Spack environments can also be defined using one or more Spack environment files. A Spack environment file is a YAML file that lists the required packages and channels. For example:

spack:
  specs:
  - star@2.5.4a
  - bwa@0.7.15

  concretizer:
    unify: true

Here, the concretizer option is a sensible default for Spack environments.

Note

When creating a Spack environment, Nextflow always enables the corresponding Spack view. This is required by Nextflow to locate executables at pipeline runtime.

As mentioned above, Spack is able to guess the target CPU microarchitecture and optimize the build accordingly. If you really need to customize this option, we advise to use the arch directive rather than the available options for the Spack environment file.

Read the Spack documentation for more details about how to create environment files.

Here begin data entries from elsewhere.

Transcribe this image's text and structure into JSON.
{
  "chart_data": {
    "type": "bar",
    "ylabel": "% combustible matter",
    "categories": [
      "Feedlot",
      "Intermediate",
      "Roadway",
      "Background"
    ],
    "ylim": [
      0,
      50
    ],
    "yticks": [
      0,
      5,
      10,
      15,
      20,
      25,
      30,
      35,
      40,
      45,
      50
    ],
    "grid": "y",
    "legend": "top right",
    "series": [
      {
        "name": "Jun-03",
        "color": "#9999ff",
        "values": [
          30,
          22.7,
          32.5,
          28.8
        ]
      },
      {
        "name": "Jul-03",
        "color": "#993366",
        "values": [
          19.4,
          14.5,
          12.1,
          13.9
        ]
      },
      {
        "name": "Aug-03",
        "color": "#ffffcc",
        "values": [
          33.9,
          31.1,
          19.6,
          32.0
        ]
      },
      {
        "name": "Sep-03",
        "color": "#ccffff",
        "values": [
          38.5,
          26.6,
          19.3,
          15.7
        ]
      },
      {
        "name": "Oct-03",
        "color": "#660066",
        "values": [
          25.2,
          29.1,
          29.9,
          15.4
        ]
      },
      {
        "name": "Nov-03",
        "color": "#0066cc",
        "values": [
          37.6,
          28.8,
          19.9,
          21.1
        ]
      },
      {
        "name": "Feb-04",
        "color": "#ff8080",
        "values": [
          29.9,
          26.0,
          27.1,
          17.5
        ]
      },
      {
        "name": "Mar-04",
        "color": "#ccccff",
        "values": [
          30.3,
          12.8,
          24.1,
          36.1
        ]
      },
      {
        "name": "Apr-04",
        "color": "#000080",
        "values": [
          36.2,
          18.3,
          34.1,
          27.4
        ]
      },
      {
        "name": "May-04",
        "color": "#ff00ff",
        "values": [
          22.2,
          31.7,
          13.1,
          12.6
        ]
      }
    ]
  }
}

The path of an environment file can be specified using the spack directive:

process foo {
  spack '/some/path/my-env.yaml'

  '''
  your_command --here
  '''
}

Warning

The environment file name must have a .yaml extension or else it won’t be properly recognized.

Use existing Spack environments

If you already have a local Spack environment, you can use it in your workflow specifying the installation directory of such environment by using the spack directive:

process foo {
  spack '/path/to/an/existing/env/directory'

  '''
  your_command --here
  '''
}

Best practices

Building Spack packages for Nextflow pipelines

Spack builds most software package from their source codes, and it does this for a request package and for all its required dependencies. As a result, Spack builds can last for long, even several hours. This can represent an inconvenience, in that it can significantly lengthen the duration of Nextflow processes. Here we briefly discuss two strategies to mitigate this aspect, and render the usage of Spack more effective.

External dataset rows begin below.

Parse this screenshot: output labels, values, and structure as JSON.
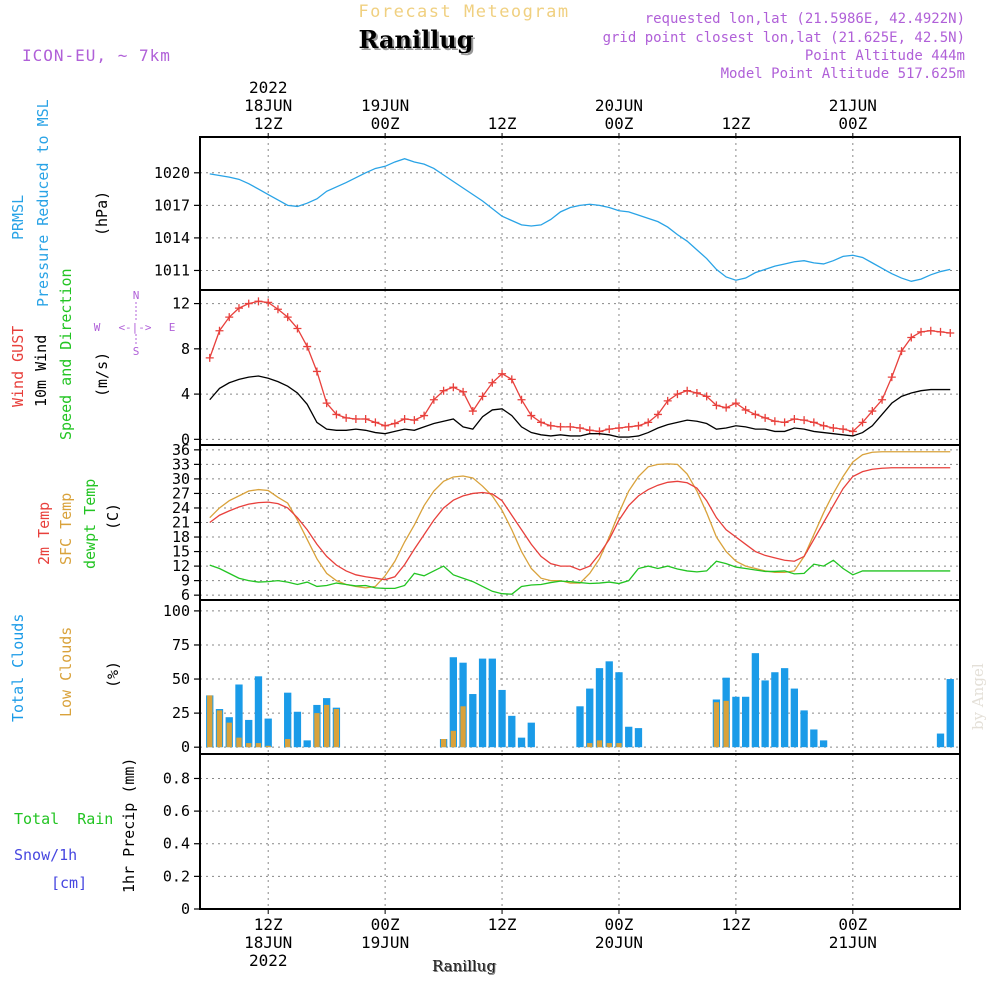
{
  "header": {
    "product_title": "Forecast Meteogram",
    "location": "Ranillug",
    "model": "ICON-EU, ~ 7km",
    "requested": "requested lon,lat (21.5986E, 42.4922N)",
    "grid_point": "grid point closest lon,lat (21.625E, 42.5N)",
    "point_altitude": "Point Altitude 444m",
    "model_altitude": "Model Point Altitude 517.625m",
    "footer_location": "Ranillug",
    "watermark": "by Angel"
  },
  "colors": {
    "pressure": "#29a3e6",
    "gust": "#e8403c",
    "wind10m": "#000000",
    "t2m": "#e8403c",
    "tsfc": "#d9a23b",
    "dewpt": "#22c422",
    "total_clouds": "#1a9be8",
    "low_clouds": "#d9a23b",
    "rain_label": "#22c422",
    "snow_label": "#4646e0",
    "purple": "#b060d8"
  },
  "time_axis": {
    "top_labels": [
      {
        "h": 12,
        "lines": [
          "2022",
          "18JUN",
          "12Z"
        ]
      },
      {
        "h": 24,
        "lines": [
          "19JUN",
          "00Z"
        ]
      },
      {
        "h": 36,
        "lines": [
          "12Z"
        ]
      },
      {
        "h": 48,
        "lines": [
          "20JUN",
          "00Z"
        ]
      },
      {
        "h": 60,
        "lines": [
          "12Z"
        ]
      },
      {
        "h": 72,
        "lines": [
          "21JUN",
          "00Z"
        ]
      }
    ],
    "bottom_labels": [
      {
        "h": 12,
        "lines": [
          "12Z",
          "18JUN",
          "2022"
        ]
      },
      {
        "h": 24,
        "lines": [
          "00Z",
          "19JUN"
        ]
      },
      {
        "h": 36,
        "lines": [
          "12Z"
        ]
      },
      {
        "h": 48,
        "lines": [
          "00Z",
          "20JUN"
        ]
      },
      {
        "h": 60,
        "lines": [
          "12Z"
        ]
      },
      {
        "h": 72,
        "lines": [
          "00Z",
          "21JUN"
        ]
      }
    ]
  },
  "panels": {
    "pressure": {
      "label1": "PRMSL",
      "label2": "Pressure Reduced to MSL",
      "unit": "(hPa)"
    },
    "wind": {
      "label_gust": "Wind GUST",
      "label_10m": "10m Wind",
      "label_dir": "Speed and Direction",
      "unit": "(m/s)",
      "compass_n": "N",
      "compass_s": "S",
      "compass_w": "W",
      "compass_e": "E",
      "compass_arrows": "<-|->"
    },
    "temp": {
      "label_t2m": "2m Temp",
      "label_sfc": "SFC Temp",
      "label_dew": "dewpt Temp",
      "unit": "(C)"
    },
    "clouds": {
      "label_total": "Total Clouds",
      "label_low": "Low Clouds",
      "unit": "(%)"
    },
    "precip": {
      "label_rain": "Total  Rain",
      "label_snow": "Snow/1h",
      "label_cm": "[cm]",
      "axis_label": "1hr Precip (mm)"
    }
  },
  "chart_data": [
    {
      "type": "line",
      "title": "PRMSL Pressure Reduced to MSL",
      "ylabel": "(hPa)",
      "ylim": [
        1009.2,
        1023.3
      ],
      "yticks": [
        1011,
        1014,
        1017,
        1020
      ],
      "x_hours": [
        6,
        8,
        9,
        10,
        11,
        12,
        13,
        14,
        15,
        16,
        17,
        18,
        20,
        22,
        23,
        24,
        25,
        26,
        27,
        28,
        29,
        30,
        32,
        34,
        36,
        38,
        39,
        40,
        41,
        42,
        43,
        44,
        45,
        46,
        47,
        48,
        49,
        50,
        51,
        52,
        53,
        54,
        55,
        56,
        57,
        58,
        59,
        60,
        61,
        62,
        63,
        64,
        65,
        66,
        67,
        68,
        69,
        70,
        71,
        72,
        73,
        74,
        75,
        76,
        77,
        78,
        79,
        80,
        81,
        82
      ],
      "series": [
        {
          "name": "PRMSL",
          "values": [
            1019.9,
            1019.6,
            1019.4,
            1019.0,
            1018.5,
            1018.0,
            1017.5,
            1017.0,
            1016.9,
            1017.2,
            1017.6,
            1018.3,
            1019.1,
            1020.0,
            1020.4,
            1020.6,
            1021.0,
            1021.3,
            1021.0,
            1020.8,
            1020.4,
            1019.8,
            1018.6,
            1017.4,
            1016.0,
            1015.2,
            1015.1,
            1015.2,
            1015.7,
            1016.4,
            1016.8,
            1017.0,
            1017.1,
            1017.0,
            1016.8,
            1016.5,
            1016.4,
            1016.1,
            1015.8,
            1015.5,
            1015.0,
            1014.3,
            1013.7,
            1012.9,
            1012.1,
            1011.1,
            1010.4,
            1010.1,
            1010.3,
            1010.8,
            1011.1,
            1011.4,
            1011.6,
            1011.8,
            1011.9,
            1011.7,
            1011.6,
            1011.9,
            1012.3,
            1012.4,
            1012.2,
            1011.7,
            1011.2,
            1010.7,
            1010.3,
            1010.0,
            1010.2,
            1010.6,
            1010.9,
            1011.1
          ]
        }
      ]
    },
    {
      "type": "line",
      "title": "Wind GUST / 10m Wind Speed and Direction",
      "ylabel": "(m/s)",
      "ylim": [
        -0.5,
        13.2
      ],
      "yticks": [
        0,
        4,
        8,
        12
      ],
      "x_hours": [
        6,
        7,
        8,
        9,
        10,
        11,
        12,
        13,
        14,
        15,
        16,
        17,
        18,
        19,
        20,
        21,
        22,
        23,
        24,
        25,
        26,
        27,
        28,
        29,
        30,
        31,
        32,
        33,
        34,
        35,
        36,
        37,
        38,
        39,
        40,
        41,
        42,
        43,
        44,
        45,
        46,
        47,
        48,
        49,
        50,
        51,
        52,
        53,
        54,
        55,
        56,
        57,
        58,
        59,
        60,
        61,
        62,
        63,
        64,
        65,
        66,
        67,
        68,
        69,
        70,
        71,
        72,
        73,
        74,
        75,
        76,
        77,
        78,
        79,
        80,
        81,
        82
      ],
      "series": [
        {
          "name": "Wind GUST",
          "values": [
            7.2,
            9.6,
            10.8,
            11.6,
            12.0,
            12.2,
            12.1,
            11.5,
            10.8,
            9.8,
            8.2,
            6.0,
            3.2,
            2.2,
            1.9,
            1.8,
            1.8,
            1.5,
            1.2,
            1.4,
            1.8,
            1.7,
            2.1,
            3.5,
            4.3,
            4.6,
            4.2,
            2.5,
            3.8,
            5.0,
            5.8,
            5.3,
            3.5,
            2.1,
            1.5,
            1.2,
            1.1,
            1.1,
            1.0,
            0.8,
            0.7,
            0.9,
            1.0,
            1.1,
            1.2,
            1.5,
            2.2,
            3.4,
            4.0,
            4.3,
            4.1,
            3.8,
            3.0,
            2.8,
            3.2,
            2.6,
            2.2,
            1.9,
            1.6,
            1.5,
            1.8,
            1.7,
            1.5,
            1.2,
            1.0,
            0.9,
            0.7,
            1.5,
            2.5,
            3.5,
            5.5,
            7.8,
            9.0,
            9.5,
            9.6,
            9.5,
            9.4
          ]
        },
        {
          "name": "10m Wind",
          "values": [
            3.5,
            4.5,
            5.0,
            5.3,
            5.5,
            5.6,
            5.4,
            5.1,
            4.7,
            4.1,
            3.1,
            1.5,
            0.9,
            0.8,
            0.8,
            0.9,
            0.8,
            0.6,
            0.5,
            0.7,
            0.9,
            0.8,
            1.1,
            1.4,
            1.6,
            1.8,
            1.1,
            0.9,
            2.0,
            2.6,
            2.7,
            2.1,
            1.1,
            0.6,
            0.4,
            0.3,
            0.4,
            0.3,
            0.3,
            0.5,
            0.5,
            0.4,
            0.2,
            0.2,
            0.3,
            0.6,
            1.0,
            1.3,
            1.5,
            1.7,
            1.6,
            1.4,
            0.9,
            1.0,
            1.2,
            1.1,
            0.9,
            0.9,
            0.7,
            0.7,
            1.0,
            0.9,
            0.7,
            0.6,
            0.5,
            0.4,
            0.3,
            0.6,
            1.2,
            2.2,
            3.2,
            3.8,
            4.1,
            4.3,
            4.4,
            4.4,
            4.4
          ]
        }
      ]
    },
    {
      "type": "line",
      "title": "2m Temp / SFC Temp / dewpt Temp",
      "ylabel": "(C)",
      "ylim": [
        5,
        37
      ],
      "yticks": [
        6,
        9,
        12,
        15,
        18,
        21,
        24,
        27,
        30,
        33,
        36
      ],
      "x_hours": [
        6,
        7,
        8,
        9,
        10,
        11,
        12,
        13,
        14,
        15,
        16,
        17,
        18,
        19,
        20,
        21,
        22,
        23,
        24,
        25,
        26,
        27,
        28,
        29,
        30,
        31,
        32,
        33,
        34,
        35,
        36,
        37,
        38,
        39,
        40,
        41,
        42,
        43,
        44,
        45,
        46,
        47,
        48,
        49,
        50,
        51,
        52,
        53,
        54,
        55,
        56,
        57,
        58,
        59,
        60,
        61,
        62,
        63,
        64,
        65,
        66,
        67,
        68,
        69,
        70,
        71,
        72,
        73,
        74,
        75,
        76,
        77,
        78,
        79,
        80,
        81,
        82
      ],
      "series": [
        {
          "name": "2m Temp",
          "values": [
            21.0,
            22.5,
            23.4,
            24.2,
            24.8,
            25.1,
            25.2,
            24.9,
            24.0,
            22.0,
            19.5,
            16.5,
            14.0,
            12.2,
            11.0,
            10.2,
            9.8,
            9.5,
            9.2,
            9.8,
            12.3,
            15.5,
            18.5,
            21.5,
            24.0,
            25.6,
            26.5,
            27.0,
            27.2,
            26.9,
            25.5,
            22.5,
            19.5,
            16.5,
            14.0,
            12.5,
            12.0,
            12.0,
            11.2,
            12.0,
            14.5,
            17.5,
            21.5,
            24.5,
            26.5,
            27.8,
            28.7,
            29.3,
            29.5,
            29.2,
            28.1,
            25.5,
            22.0,
            19.5,
            18.0,
            16.5,
            15.0,
            14.2,
            13.7,
            13.2,
            13.0,
            14.0,
            17.5,
            21.0,
            24.5,
            28.0,
            30.5,
            31.5,
            32.0,
            32.2,
            32.3,
            32.3,
            32.3,
            32.3,
            32.3,
            32.3,
            32.3
          ]
        },
        {
          "name": "SFC Temp",
          "values": [
            22.0,
            24.0,
            25.5,
            26.5,
            27.5,
            27.8,
            27.6,
            26.2,
            25.0,
            21.5,
            17.5,
            13.5,
            10.5,
            9.0,
            8.2,
            7.8,
            7.5,
            7.8,
            10.0,
            13.0,
            17.0,
            20.5,
            24.5,
            27.5,
            29.5,
            30.4,
            30.6,
            30.2,
            28.5,
            26.5,
            23.5,
            19.5,
            15.0,
            11.5,
            9.5,
            9.0,
            9.0,
            8.5,
            8.5,
            10.5,
            13.5,
            18.0,
            23.0,
            27.5,
            30.5,
            32.5,
            33.0,
            33.1,
            33.0,
            31.0,
            27.5,
            23.0,
            18.0,
            15.0,
            13.0,
            12.0,
            11.5,
            11.0,
            10.7,
            10.7,
            11.0,
            14.0,
            18.5,
            23.0,
            27.0,
            30.5,
            33.5,
            35.0,
            35.5,
            35.6,
            35.6,
            35.6,
            35.6,
            35.6,
            35.6,
            35.6,
            35.6
          ]
        },
        {
          "name": "dewpt Temp",
          "values": [
            12.2,
            11.5,
            10.5,
            9.5,
            9.0,
            8.7,
            8.8,
            9.0,
            8.7,
            8.2,
            8.7,
            7.8,
            8.0,
            8.5,
            8.2,
            7.9,
            8.0,
            7.5,
            7.4,
            7.4,
            8.0,
            10.5,
            10.0,
            11.0,
            12.0,
            10.2,
            9.5,
            8.8,
            7.8,
            6.8,
            6.3,
            6.2,
            7.8,
            8.1,
            8.2,
            8.6,
            8.9,
            8.8,
            8.6,
            8.4,
            8.5,
            8.7,
            8.4,
            9.0,
            11.5,
            12.0,
            11.5,
            12.0,
            11.4,
            11.0,
            10.8,
            11.0,
            13.0,
            12.5,
            11.8,
            11.5,
            11.2,
            10.9,
            10.9,
            11.0,
            10.4,
            10.5,
            12.4,
            12.0,
            13.2,
            11.5,
            10.2,
            11.0,
            11.0,
            11.0,
            11.0,
            11.0,
            11.0,
            11.0,
            11.0,
            11.0,
            11.0
          ]
        }
      ]
    },
    {
      "type": "bar",
      "title": "Total Clouds / Low Clouds",
      "ylabel": "(%)",
      "ylim": [
        -5,
        108
      ],
      "yticks": [
        0,
        25,
        50,
        75,
        100
      ],
      "x_hours": [
        6,
        7,
        8,
        9,
        10,
        11,
        12,
        13,
        14,
        15,
        16,
        17,
        18,
        19,
        20,
        21,
        22,
        23,
        24,
        25,
        26,
        27,
        28,
        29,
        30,
        31,
        32,
        33,
        34,
        35,
        36,
        37,
        38,
        39,
        40,
        41,
        42,
        43,
        44,
        45,
        46,
        47,
        48,
        49,
        50,
        51,
        52,
        53,
        54,
        55,
        56,
        57,
        58,
        59,
        60,
        61,
        62,
        63,
        64,
        65,
        66,
        67,
        68,
        69,
        70,
        71,
        72,
        73,
        74,
        75,
        76,
        77,
        78,
        79,
        80,
        81,
        82
      ],
      "series": [
        {
          "name": "Total Clouds",
          "values": [
            38,
            28,
            22,
            46,
            20,
            52,
            21,
            0,
            40,
            26,
            5,
            31,
            36,
            29,
            0,
            0,
            0,
            0,
            0,
            0,
            0,
            0,
            0,
            0,
            6,
            66,
            62,
            39,
            65,
            65,
            42,
            23,
            7,
            18,
            0,
            0,
            0,
            0,
            30,
            43,
            58,
            63,
            55,
            15,
            14,
            0,
            0,
            0,
            0,
            0,
            0,
            0,
            35,
            51,
            37,
            37,
            69,
            49,
            55,
            58,
            43,
            27,
            13,
            5,
            0,
            0,
            0,
            0,
            0,
            0,
            0,
            0,
            0,
            0,
            0,
            10,
            50
          ]
        },
        {
          "name": "Low Clouds",
          "values": [
            38,
            27,
            18,
            7,
            3,
            3,
            1,
            0,
            6,
            0,
            0,
            25,
            31,
            28,
            0,
            0,
            0,
            0,
            0,
            0,
            0,
            0,
            0,
            0,
            6,
            12,
            30,
            0,
            0,
            0,
            0,
            0,
            0,
            0,
            0,
            0,
            0,
            0,
            0,
            3,
            5,
            3,
            3,
            0,
            0,
            0,
            0,
            0,
            0,
            0,
            0,
            0,
            33,
            34,
            0,
            0,
            0,
            0,
            0,
            0,
            0,
            0,
            0,
            0,
            0,
            0,
            0,
            0,
            0,
            0,
            0,
            0,
            0,
            0,
            0,
            0,
            0
          ]
        }
      ]
    },
    {
      "type": "bar",
      "title": "1hr Precip (mm)",
      "ylabel": "1hr Precip (mm)",
      "ylim": [
        0,
        0.95
      ],
      "yticks": [
        0,
        0.2,
        0.4,
        0.6,
        0.8
      ],
      "series": [
        {
          "name": "Total Rain",
          "values": []
        }
      ]
    }
  ]
}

  1. Use a Spack yaml file, and pre-build the environment outside of Nextflow, prior to running the pipeline. Building packages outside of the Nextflow pipeline will work since Spack always installs packages in its own directories, and only creates symbolic links in the environment. This sequence of commands will do the trick in most cases:

    spack env create myenv /path/to/spack.yaml
    spack env activate myenv
    spack env view enable
    spack concretize -f
    spack install -y
    spack env deactivate
    
  2. Use the Nextflow stub functionality prior to running the pipeline for production. Nextflow will run the stub pipeline, skipping process executions but still setting up the required software packages. This option is useful if it is not possible to write a Spack yaml file for the environment. The stub functionality is described in the Stub section of the Processes page.

Configuration file

When the spack directive is used in any process definition within the pipeline script, Spack is required for the pipeline execution.

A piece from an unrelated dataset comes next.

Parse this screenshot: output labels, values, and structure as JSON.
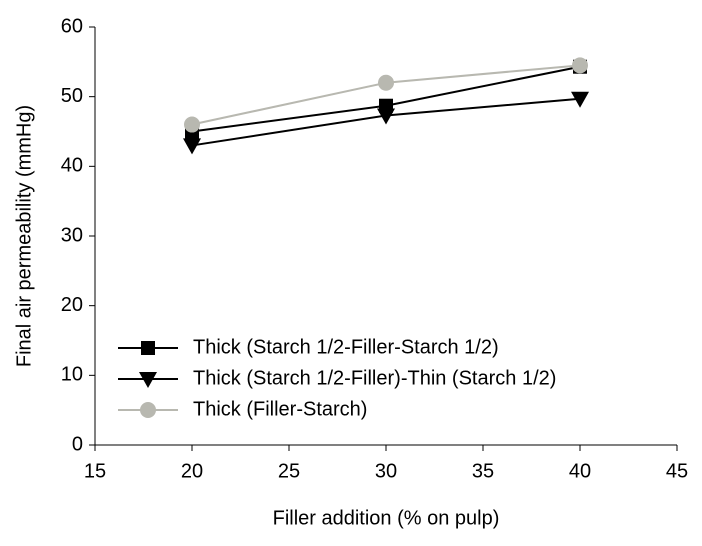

Specifying the Spack environments in a separate configuration profile is therefore recommended to allow the execution via a command line option and to enhance the pipeline portability. For example:

profiles {
  spack {
    process.spack = 'samtools'
  }

  docker {
    process.container = 'biocontainers/samtools'
    docker.enabled = true
  }
}

The above configuration snippet allows the execution either with Spack or Docker by specifying -profile spack or -profile docker when running the pipeline script.

Advanced settings

Spack advanced configuration settings are described in the Spack section on the Nextflow configuration page.